Yes, I’m an RSS bigot as well. And yes, I know that I could create my own feed using something like RSS Distiller as John Robb points out. But as my own support staff, I scarcely have time to stay current with the material that already comes into my news aggregator. the time to figure out how to parse a site’s html and generate a reasonable feed generally isn’t worth it.

I’m sure that the material in the Corante blogs is excellent. That’s not the issue; so is all the other material that comes to me via RSS. It’s about managing my poor, limited, attention which needs all the help it can get. For my selfish purposes, the more material that flows into my news aggregator the better. And better still if I can get full posts instead of teasers. I’ve yet to find a blog post that read better in context than it did in my plain aggregator. More often than not, it’s the other way round. In my aggregator I don’t have to fight with tiny gray type on dark backgrounds or some other nonsense that gets in the way of the ideas.

Am I missing something I might otherwise enjoy and benefit from? Possibly. Am I losing any sleep over it? No.
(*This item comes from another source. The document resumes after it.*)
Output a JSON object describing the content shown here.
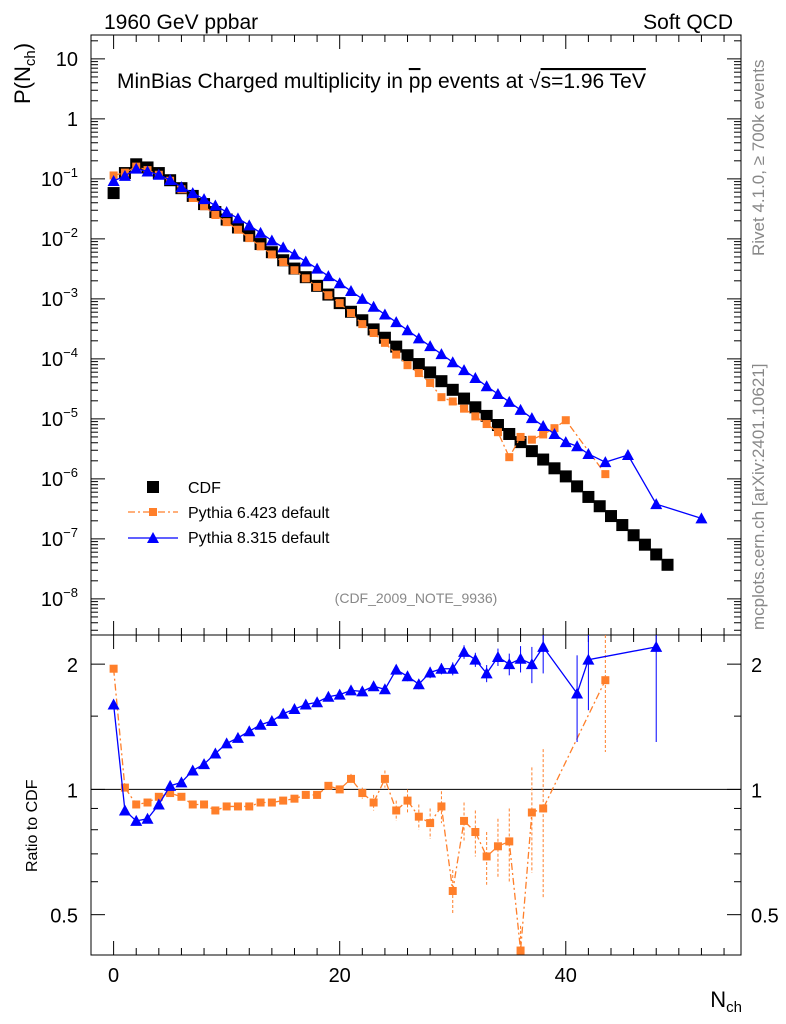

Writing posts from Radio’s outliner

A Minor bug in my outline post renderer from yesterday was revealed in my previous post. Nothing major, but the renderer was not properly closing off the unordered list. I fixed it and placed the revised script in my gems folder for download. I am sure nobody noticed because I had very few page hits yesterday.

I really, really like writing my posts using Radio’s outliner. It has got me wondering how far I can push this thing. Can I use my table renderer to conveniently drop a table in a post? Could I use rules to drive the layout with the Pike renderer? Is anybody else interested in using Radio‘s outliner to author their posts?

[On The Mark]

Mark Woods has started playing with using “Radio”‘s outliner to post to his weblog and has nicely shared the script for how to do so. As a long time fan of outliners, this is great news for me. I know enough about UserTalk to take advantage of other’s good work. Maybe this will motivate me to see if I can remember what I used to know about scripting and programming.

Certainly makes writing longer pieces a lot easier to contemplate than squeezing into a textbox.